Rayla hanya tersenyum ketika Sam mengusap puncak kepalanya. Ia mengalihkan pandangan, dan Ia terkejut ketika mendapati Edward yang tengah memperhatikannya. Edward terus menatap Rayla, hingga Bela tiba-tiba datang dan memeluk lengan Edward. Rayla melihat itu, dan Ia hanya tersenyum tipis, kemudian mengalihkan pandangan ke arah bukunya kembali.
Edward menyentak tangan Bela yang melingkari tangannya. Kemudian tanpa mengatakan sepatah kata pun, Edward meninggalkan Bela dan keluar dari ruang perpustakaan dengan tangan yang mengepal menahan amarah.
Rifki ikut serta mengemasi barang-barang yang ada di kamar inap Ayah Edward. Setelah menjalani pemeriksaan, Ayah Edward di nyatakan boleh pulang, dengan catatan, bahwa seminggu sekali harus datang kembali ke Rumah Sakit untuk kontrol.
"Makasih ya Rif, udah mau repot-repot bantuin om, sama Edward," ucap Heru ketika melihat Rifki yang tengah berkutat dengan ransel besar milik Heru.
Rifki mendongak, "Sama-sama, om."
"Rifki jangan keseringan di puji, Yah. Nanti yang ada, dia malah jadi besar kepala," ucap Edward yang baru saja keluar dari kamar mandi.
"Iri? Bilang bos!"
Edward tak menanggapi ucapan Rifki, "Ayo Yah, kita pulang sekarang," ajak Edward.
Heru diam tak bergeming ketika mendengar ucapan Edward. Edward yang menyadari hal itu pun, mengerutkan keningnya.
"Apa ada yang sakit, Yah? Perlu Edward panggilin dokter?" tanya Edward khawatir.
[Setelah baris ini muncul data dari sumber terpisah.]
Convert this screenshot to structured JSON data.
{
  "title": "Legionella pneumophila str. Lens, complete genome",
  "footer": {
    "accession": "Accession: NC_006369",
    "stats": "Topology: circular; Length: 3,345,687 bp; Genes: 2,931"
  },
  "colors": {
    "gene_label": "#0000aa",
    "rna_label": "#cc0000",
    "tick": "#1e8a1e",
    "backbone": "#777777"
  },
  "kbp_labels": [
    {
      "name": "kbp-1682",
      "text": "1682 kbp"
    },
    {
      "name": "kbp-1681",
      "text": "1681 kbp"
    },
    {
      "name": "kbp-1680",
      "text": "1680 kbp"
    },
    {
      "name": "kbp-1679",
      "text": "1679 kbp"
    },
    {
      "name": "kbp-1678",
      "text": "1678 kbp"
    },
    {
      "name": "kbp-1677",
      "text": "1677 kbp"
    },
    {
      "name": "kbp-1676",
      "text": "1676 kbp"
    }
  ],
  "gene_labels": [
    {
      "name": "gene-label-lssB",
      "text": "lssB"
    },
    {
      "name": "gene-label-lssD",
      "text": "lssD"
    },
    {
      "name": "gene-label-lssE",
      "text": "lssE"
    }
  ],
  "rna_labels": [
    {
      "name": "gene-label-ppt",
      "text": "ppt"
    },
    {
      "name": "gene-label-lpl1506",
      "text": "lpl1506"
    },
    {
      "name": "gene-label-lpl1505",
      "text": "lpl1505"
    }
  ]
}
Heru menggeleng, "Ayah udah gak papa."
Edward mengernyit, "Terus, Ayah kenapa?"
Heru menatap Edward, "Boleh sementara ini, Ayah ikut tinggal di apartemen kamu?"
Edward dan Rifki terkejut mendengar pertanyaan Heru.
"Ayah gak mau pulang ke rumah?" tanya Edward hati-hati.
Heru menggeleng, "Ayah mau tinggal bareng kamu."
Edward dengan ragu mengangguk, "Ya udah kalau gitu. Sekarang, kita pulang ke apartemen Edward."
Rifki menyerahkan kursi roda yang ada di dekat pintu kepada Edward, kemudian dengan perlahan Edward membantu Ayahnya untuk duduk di atas kursi roda. Mereka bertiga melangkah menuju parkir area Rumah Sakit. Dengan Edward yang mendorong kursi roda, sedangkan Rifki menjinjing ransel milik Heru.
"Buruan masuk, lo mau gue tinggal?" ucap Edward ketika Rifki masih menutup bagasi mobil milik Edward.
"Sabar napa. Kayak lagi di kejar rentenir aja lo!" gerutu Rifki sembari membuka pintu mobil Edward di bagian penumpang.
Heru hanya tersenyum melihat interaksi antara Rifki dan Edward. Jika di pikir-pikir, mungkin lebih peduli Rifki daripada Sam yang notabenenya adalah anak tirinya.
Heru menghela nafas, sebenarnya Ia telah menelepon Leon, sekretaris kepercayaannya untuk mengajukan gugatan cerai pada Marina tanpa sepengetahuan Edward. Sudah cukup dirinya dibodohi oleh Marina dan juga Sam. Kini, Ia hanya ingin menghabiskan waktunya, bersama Edward, putra kandungnya.